2013年9月21日

小原博樹の独占資本主義考古学批判

Posted by fische in History, Theory

小原博樹の旧蔵書『考古学の方法』の見返しに、小原の筆跡の書き込みがある。小原の著述なのか、他人の著作物の写しなのか不明だが、小原の考古学批判が奈辺にあったのかを知ることができる。
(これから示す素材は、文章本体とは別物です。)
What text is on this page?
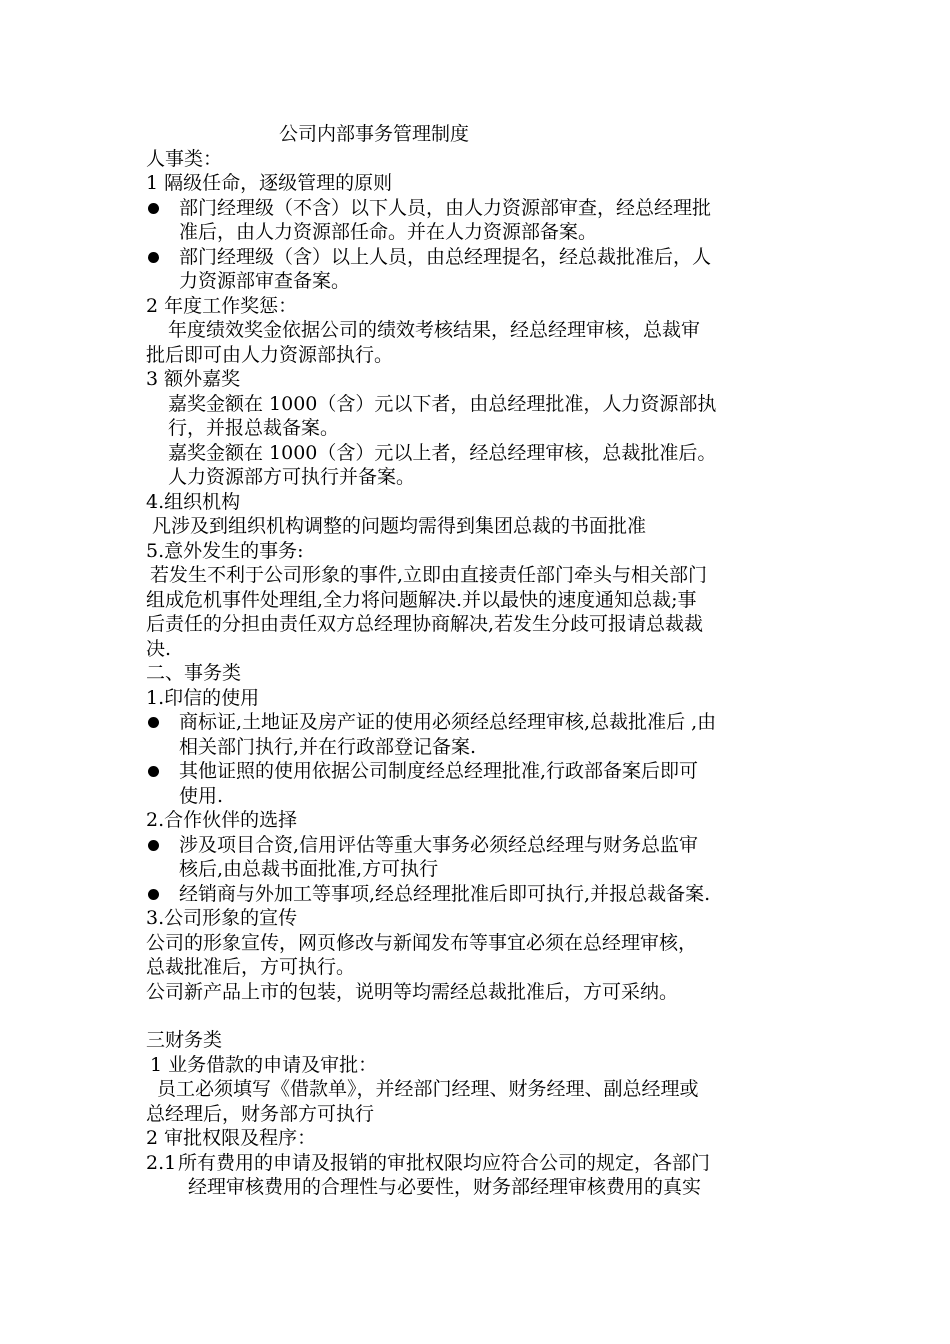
公司内部事务管理制度

人事类：

1 隔级任命，逐级管理的原则

部门经理级（不含）以下人员，由人力资源部审查，经总经理批

准后，由人力资源部任命。并在人力资源部备案。

部门经理级（含）以上人员，由总经理提名，经总裁批准后，人

力资源部审查备案。

2 年度工作奖惩：

年度绩效奖金依据公司的绩效考核结果，经总经理审核，总裁审

批后即可由人力资源部执行。

3 额外嘉奖

嘉奖金额在 1000（含）元以下者，由总经理批准，人力资源部执

行，并报总裁备案。

嘉奖金额在 1000（含）元以上者，经总经理审核，总裁批准后。

人力资源部方可执行并备案。

4.组织机构

凡涉及到组织机构调整的问题均需得到集团总裁的书面批准

5.意外发生的事务:

若发生不利于公司形象的事件,立即由直接责任部门牵头与相关部门

组成危机事件处理组,全力将问题解决.并以最快的速度通知总裁;事

后责任的分担由责任双方总经理协商解决,若发生分歧可报请总裁裁

决.

二、事务类

1.印信的使用

商标证,土地证及房产证的使用必须经总经理审核,总裁批准后 ,由

相关部门执行,并在行政部登记备案.

其他证照的使用依据公司制度经总经理批准,行政部备案后即可

使用.

2.合作伙伴的选择

涉及项目合资,信用评估等重大事务必须经总经理与财务总监审

核后,由总裁书面批准,方可执行

经销商与外加工等事项,经总经理批准后即可执行,并报总裁备案.

3.公司形象的宣传

公司的形象宣传，网页修改与新闻发布等事宜必须在总经理审核，

总裁批准后，方可执行。

公司新产品上市的包装，说明等均需经总裁批准后，方可采纳。

三财务类

1 业务借款的申请及审批：

员工必须填写《借款单》，并经部门经理、财务经理、副总经理或

总经理后，财务部方可执行

2 审批权限及程序：

2.1 所有费用的申请及报销的审批权限均应符合公司的规定，各部门

经理审核费用的合理性与必要性，财务部经理审核费用的真实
現在、学問や研究は、それを担っている教授個々人の主観的意図とは別に、その総体としての成果は独占資本の私有物としてある。学問の成果が人民に還元されるといっても、現在の資本主義的生産関係を媒介にしている以上、それは独占資本の財産を増すことを通じ、かつまた労働者に対する合理化や商品の洪水を通じてしかでない。
ただ研究者をかりたてるのは、彼らのもつ小所有者意識であり、自己の論文があたかも自己の私有財産であるかのように蓄積され、そのことにより学界での地位や社会的地位が確立してゆくというそのことである。
そのためには、本来なら認識はトータルなものとしてあるにもかかわらず、およそ普遍性を欠き、細分化された領域の中へ、馬車馬のように自らを閉じ込めて成果をあげんとしている。研究至上主義なるものも「何はともあれ研究第1」という形で、体制に対する批判も、学問の位置も目的も見失わせるものでしかない。同時にそれは一皮むけば現世的利害関係によって支えられている。

※自己否定と変革
個別改良
闘争の否定

ステレオタイプで聞き飽きた感がする。だが、正しい。

さらにしかし、正しさだけで万事オーライとはゆかぬもの。状況は、その正しさの前で我関せず焉とステレオタイプにあり続け、正しさもまたステレオタイプにあり続ける。

両者安定のもと世人能く生きる哉。プリミティブだったりナイーブだったり。